The major paradigm shift wasn’t easy to navigate. Even today, some professionals struggle with the approach. That’s why empathy is so vital. It ensures you keep the proper perspective whenever there is a misstep on another person’s part. Additionally, it may encourage you to reach out and offer support, going the extra mile to help others excel during these difficult times.
However, if your current workplace no longer meets your needs, it may be time for a new path. In some cases, starting a business might be your best bet. It lets you build a company that aligns with your values and goals, ensuring it’s designed to meet your needs now and into the future.
If you’re going to run your business from home, you’ll need to set up a home office away from distractions and traffic in your home. You’ll need a reliable and speedy internet connection — fiber optic service typically is 10 times faster than DSL service. You’ll also want to invest in comfortable and functional office furniture and tech such as a high-resolution monitor and printer.

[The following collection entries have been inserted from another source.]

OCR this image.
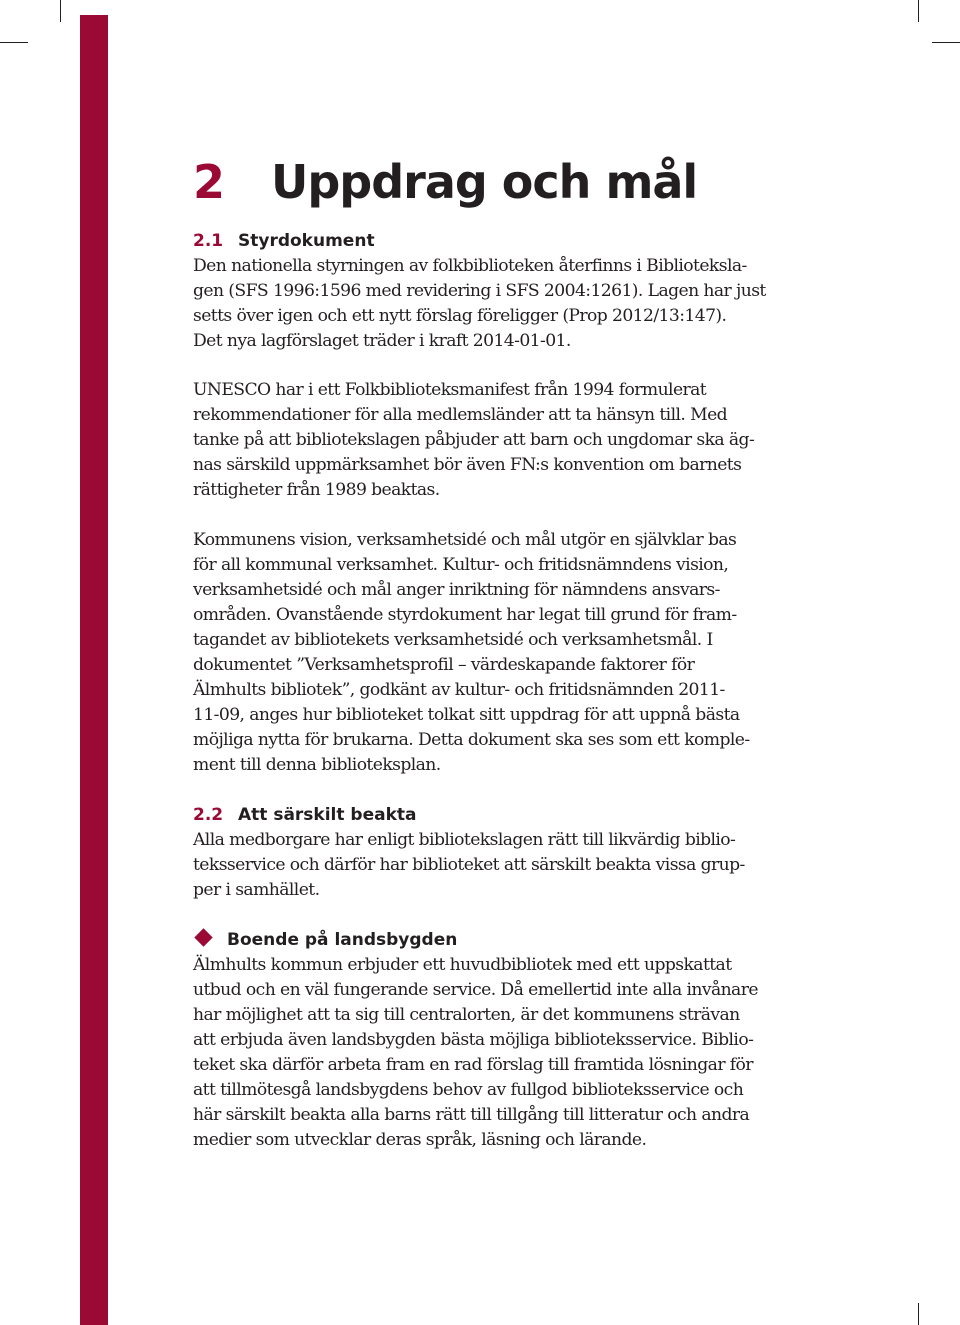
2 Uppdrag och mål
2.1 Styrdokument

Den nationella styrningen av folkbiblioteken återfinns i Biblioteksla-
gen (SFS 1996:1596 med revidering i SFS 2004:1261). Lagen har just
setts över igen och ett nytt förslag föreligger (Prop 2012/13:147).
Det nya lagförslaget träder i kraft 2014-01-01.

UNESCO har i ett Folkbiblioteksmanifest från 1994 formulerat
rekommendationer för alla medlemsländer att ta hänsyn till. Med
tanke på att bibliotekslagen påbjuder att barn och ungdomar ska äg-
nas särskild uppmärksamhet bör även FN:s konvention om barnets
rättigheter från 1989 beaktas.

Kommunens vision, verksamhetsidé och mål utgör en självklar bas
för all kommunal verksamhet. Kultur- och fritidsnämndens vision,
verksamhetsidé och mål anger inriktning för nämndens ansvars-
områden. Ovanstående styrdokument har legat till grund för fram-
tagandet av bibliotekets verksamhetsidé och verksamhetsmål. I
dokumentet ”Verksamhetsprofil – värdeskapande faktorer för
Älmhults bibliotek”, godkänt av kultur- och fritidsnämnden 2011-
11-09, anges hur biblioteket tolkat sitt uppdrag för att uppnå bästa
möjliga nytta för brukarna. Detta dokument ska ses som ett komple-
ment till denna biblioteksplan.

2.2 Att särskilt beakta

Alla medborgare har enligt bibliotekslagen rätt till likvärdig biblio-
teksservice och därför har biblioteket att särskilt beakta vissa grup-
per i samhället.

Boende på landsbygden

Älmhults kommun erbjuder ett huvudbibliotek med ett uppskattat
utbud och en väl fungerande service. Då emellertid inte alla invånare
har möjlighet att ta sig till centralorten, är det kommunens strävan
att erbjuda även landsbygden bästa möjliga biblioteksservice. Biblio-
teket ska därför arbeta fram en rad förslag till framtida lösningar för
att tillmötesgå landsbygdens behov av fullgod biblioteksservice och
här särskilt beakta alla barns rätt till tillgång till litteratur och andra
medier som utvecklar deras språk, läsning och lärande.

Don’t have enough space for a separate home office? Consider a move to nearby Fort Worth, where you can find over 4,000 different listings. Fortunately, with the help of a website like Rent.com, you can filter the search results by what you’re looking for.
Being good to others means first being good to yourself, so it’s our hope that you’ll take care of your wellness while being a good person to those around you and with whom you interact as we continue to navigate the pandemic era. Whether it’s at work, at home, or when you’re out and about shopping or dining, you’ll have ample opportunities to be kind to your neighbor.